Tuesday, September 14, 2010

Crude Oil Retreats Along With Equities as Economic Data Disappoints

From Oil N Gold Insights.....

Crude oil pulled back in concert with stock markets. Political environment in Japan and economic releases in the UK and the Eurozone took center stage in driving market sentiment. Currently trading at 76.7, the front month WTI contract retreated for the first time in 3 days after soaring to a 1 month high of 78.04 yesterday. Weakness in USD sent precious metals higher. Gold climbed to as high as 1256.9 while silver continued trading above 20. For PGMs, both platinum and palladium strengthened for a second day to 5 week high of 1570 and 4 month high of 541 respectively.

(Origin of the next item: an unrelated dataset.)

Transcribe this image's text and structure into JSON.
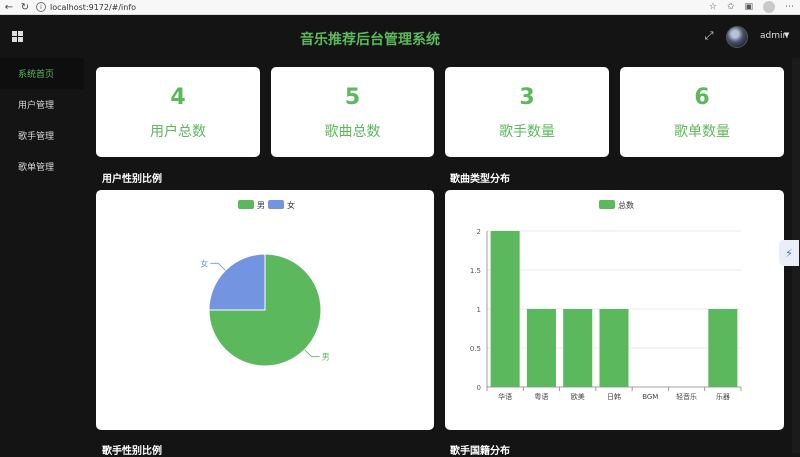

In Japan, Prime Minister Naoto Kan's victory as the head of the ruling Democratic Party of Japan (DPJ) pushed the yen to a 15 year high against the dollar. Kan has been viewed as more tolerant to yen's appreciation than another PM candidate Ichiro Ozawa.

In the Eurozone, ZEW's index signaled investors lost confidence on Eurozone's economy. The 'economic sentiment' index for the 16-nation region plummeted to 4.4 in September from 15.8 in August. The market had anticipated a milder drop to 14.5. The reading specifically for Germany slumped to -4.3 in August from 14 a month ago. In the UK, headline CPI surprisingly rose to +3.1% y/y in August. Inflation has been overshooting BOE's target of +3% for 6 straight months, increasing the difficulties for the central bank to implement measures to stimulate growth.

Gold/silver ratio has dropped to 62.2 yesterday from 64.4 earlier in the month and above 70 earlier this year, indicating silver's outperformance. However, we have become more cautious of a correction in silver price from current price level. In fact, silver is the only precious metal under our coverage that is oversupplied due to rising mine production.

PGM prices rallied as a labor strike at the South African PGM producer Northam Platinum entered a second week. According to the company, about 80% of the mine's 6 800 workers were on the strike.